La storia di una bambina di 10 anni obbligata a testimoniare contro la mamma non imbarazza l'industria musicale, anzi è pronto il rilancio con le nuove operazioni di pulizia nelle Università

New York - Recording Industry Association of America (RIAA) ha deciso di giocarsi tutto in tribunale, e senza porre alcun limite al suo raggio di azione. Di questi tempi l'obiettivo sembrerebbe quello di spaventare - o spennare - i minorenni. Colpevoli del più "terribile" dei crimini contemporanei: il file-sharing di musica e film protetti da copyright.

Ne sta facendo le spese una bimba di 10 anni che si chiama Kylee Andersen. L'industria musicale sta tentando da più di un anno di farla deporre in tribunale per dimostrare che la madre ha scaricato file illegalmente nel 2004. Una querelle che qualsiasi consulente di "immagine" bollerebbe come assolutamente folle. Sui giornali e le testate online ogni giustificazione di carattere legale viene cancellata dal fatto che di fronte alla Corte vi sono un'industria mondiale multi-miliardaria e una madre - per di più disabile - con figlia a carico.

Fin qui si potrebbe considerare l'accaduto semplice "fiction", ma quando si scopre che mamma Anderson non ha niente da nascondere e permetterebbe la deposizione via telefono o in videoconferenza... ecco il colpo di scena.

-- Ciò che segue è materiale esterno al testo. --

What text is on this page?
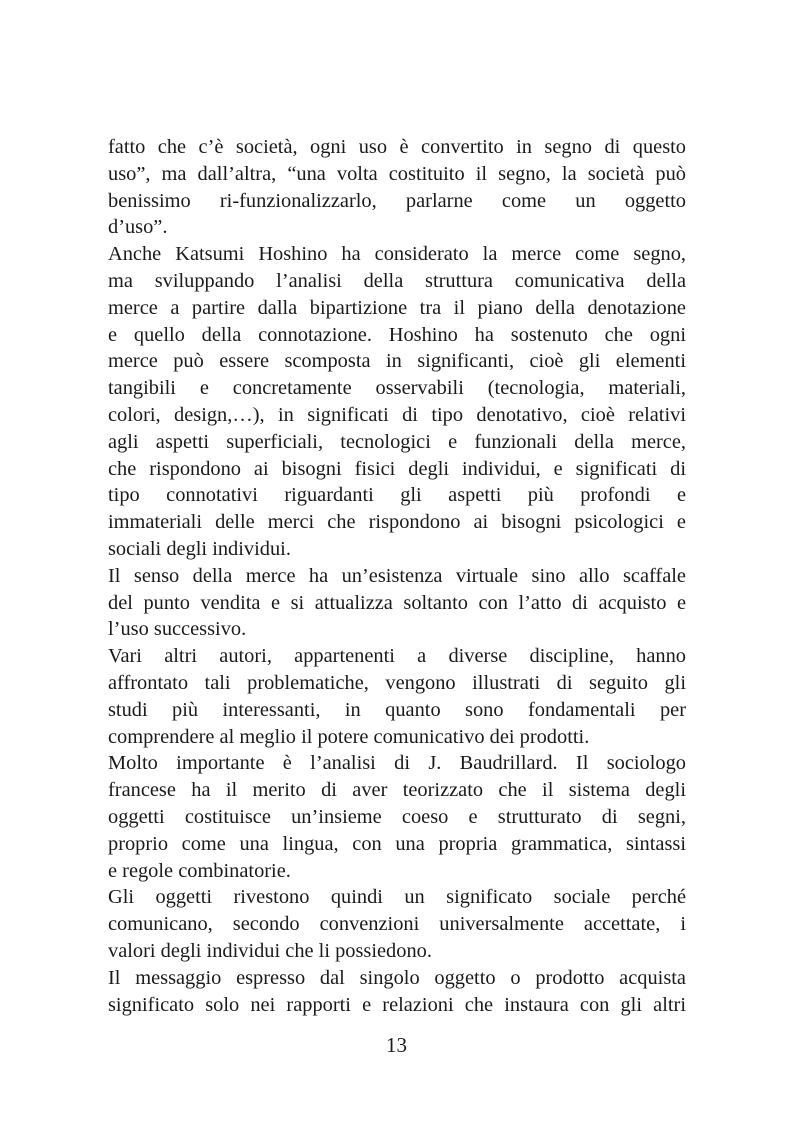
fatto che c’è società, ogni uso è convertito in segno di questo
uso”, ma dall’altra, “una volta costituito il segno, la società può
benissimo ri-funzionalizzarlo, parlarne come un oggetto
d’uso”.
Anche Katsumi Hoshino ha considerato la merce come segno,
ma sviluppando l’analisi della struttura comunicativa della
merce a partire dalla bipartizione tra il piano della denotazione
e quello della connotazione. Hoshino ha sostenuto che ogni
merce può essere scomposta in significanti, cioè gli elementi
tangibili e concretamente osservabili (tecnologia, materiali,
colori, design,…), in significati di tipo denotativo, cioè relativi
agli aspetti superficiali, tecnologici e funzionali della merce,
che rispondono ai bisogni fisici degli individui, e significati di
tipo connotativi riguardanti gli aspetti più profondi e
immateriali delle merci che rispondono ai bisogni psicologici e
sociali degli individui.
Il senso della merce ha un’esistenza virtuale sino allo scaffale
del punto vendita e si attualizza soltanto con l’atto di acquisto e
l’uso successivo.
Vari altri autori, appartenenti a diverse discipline, hanno
affrontato tali problematiche, vengono illustrati di seguito gli
studi più interessanti, in quanto sono fondamentali per
comprendere al meglio il potere comunicativo dei prodotti.
Molto importante è l’analisi di J. Baudrillard. Il sociologo
francese ha il merito di aver teorizzato che il sistema degli
oggetti costituisce un’insieme coeso e strutturato di segni,
proprio come una lingua, con una propria grammatica, sintassi
e regole combinatorie.
Gli oggetti rivestono quindi un significato sociale perché
comunicano, secondo convenzioni universalmente accettate, i
valori degli individui che li possiedono.
Il messaggio espresso dal singolo oggetto o prodotto acquista
significato solo nei rapporti e relazioni che instaura con gli altri
13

La RIAA non vuole. "Atlantic Recording, Priority Records, Capitol Records UMG Music e BMG Music hanno il diritto di ottenere la deposizione di Kylee Andersen, e dovrebbe essere permessa di persona", si legge nel documento depositato dall'Accusa. "I denuncianti hanno un forte interesse nella deposizione di Kylee Andersen, dato che si tratta di un potenziale testimone...".
Lory Lybeck, avvocato difensore della famiglia Andersen, ha più volte spiegato che la bimba potrebbe essere traumatizzata dalla situazione, ed è per questo motivo che sarebbe preferibile la strada della deposizione "a distanza".

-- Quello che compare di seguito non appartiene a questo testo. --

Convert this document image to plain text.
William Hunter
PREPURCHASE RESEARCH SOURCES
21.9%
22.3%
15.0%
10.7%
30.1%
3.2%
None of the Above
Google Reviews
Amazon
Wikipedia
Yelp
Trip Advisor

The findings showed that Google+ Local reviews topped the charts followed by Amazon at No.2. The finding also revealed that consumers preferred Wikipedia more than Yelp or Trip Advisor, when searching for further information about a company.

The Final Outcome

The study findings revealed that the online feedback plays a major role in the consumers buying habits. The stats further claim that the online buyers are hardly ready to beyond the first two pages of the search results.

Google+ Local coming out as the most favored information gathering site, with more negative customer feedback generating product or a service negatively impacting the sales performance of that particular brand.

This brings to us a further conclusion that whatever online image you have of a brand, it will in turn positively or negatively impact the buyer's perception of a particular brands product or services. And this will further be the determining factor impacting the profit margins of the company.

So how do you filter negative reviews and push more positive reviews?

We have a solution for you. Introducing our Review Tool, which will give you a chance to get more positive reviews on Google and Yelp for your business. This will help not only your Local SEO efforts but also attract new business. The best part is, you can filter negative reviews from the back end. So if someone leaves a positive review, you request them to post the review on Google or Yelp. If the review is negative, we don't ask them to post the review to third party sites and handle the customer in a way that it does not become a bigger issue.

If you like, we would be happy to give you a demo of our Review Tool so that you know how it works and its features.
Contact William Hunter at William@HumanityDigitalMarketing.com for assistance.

La signora Tanya Andersen, però, è certa che questa sia semplicemente un'azione di ripicca. Insomma, le peserebbe ancora sulla testa la scelta di non aver voluto accettare l'accordo extragiudiziale della RIAA. "Ho il pc meno caro che puoi acquistare da Dell. Uno di quelli sui 499 dollari. Comprato nel 2002 e con l'hard disk più piccolo che avevano. Non ho il masterizzatore e il lettore cd integrato non funziona neanche bene. Vivo sola con mia figlia e sono single, nonché disabile. Vivo con la pensione sociale. Non ho mai scaricato illegalmente musica da Internet", aveva dichiarato all'inizio della causa.

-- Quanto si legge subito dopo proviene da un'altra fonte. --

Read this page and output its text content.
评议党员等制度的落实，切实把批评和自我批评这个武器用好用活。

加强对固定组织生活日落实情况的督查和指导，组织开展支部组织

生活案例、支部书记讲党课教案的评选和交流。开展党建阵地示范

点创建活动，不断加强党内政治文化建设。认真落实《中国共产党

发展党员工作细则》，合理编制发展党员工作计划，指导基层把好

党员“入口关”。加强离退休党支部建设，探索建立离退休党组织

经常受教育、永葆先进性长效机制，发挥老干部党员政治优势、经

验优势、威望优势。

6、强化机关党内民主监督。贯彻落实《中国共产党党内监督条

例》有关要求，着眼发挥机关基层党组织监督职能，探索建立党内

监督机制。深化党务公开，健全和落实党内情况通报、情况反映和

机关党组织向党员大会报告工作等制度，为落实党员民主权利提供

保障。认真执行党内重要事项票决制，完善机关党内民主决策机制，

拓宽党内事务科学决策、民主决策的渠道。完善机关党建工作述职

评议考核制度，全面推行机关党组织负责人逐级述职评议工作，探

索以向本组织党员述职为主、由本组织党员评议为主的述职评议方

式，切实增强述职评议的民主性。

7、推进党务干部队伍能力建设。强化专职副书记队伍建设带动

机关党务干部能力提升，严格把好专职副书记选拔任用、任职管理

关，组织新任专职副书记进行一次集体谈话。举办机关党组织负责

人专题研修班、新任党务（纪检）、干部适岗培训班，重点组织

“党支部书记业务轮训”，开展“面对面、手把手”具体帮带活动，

Se non un buco nell'acqua, a detta di molti osservatori, quello della RIAA è certamente un autogol.
La stessa cosa invece non si può dire dell'azione di "pulizia" avviata nelle università statunitensi. Dei primi 400 "accordi extragiudiziali" proposti a febbraio in 13 facoltà, secondo il portavoce della RIAA Jonathan Lamy, almeno 116 sarebbero andati in porto. "L'accordo base di solito è sui 3 mila dollari", ha confermato Patrick McGee, legale della Ohio University. "Anche se una ragazza di qui ha ricevuto una lettera che la incolpava di aver condiviso illegalmente 787 file. Un danno che è stato valutato in 590mila dollari".

Intanto la Recording Industry Association of America ha confermato di aver spedito altre 405 lettere di pre-litigation settlement a non meno di 23 università nazionali.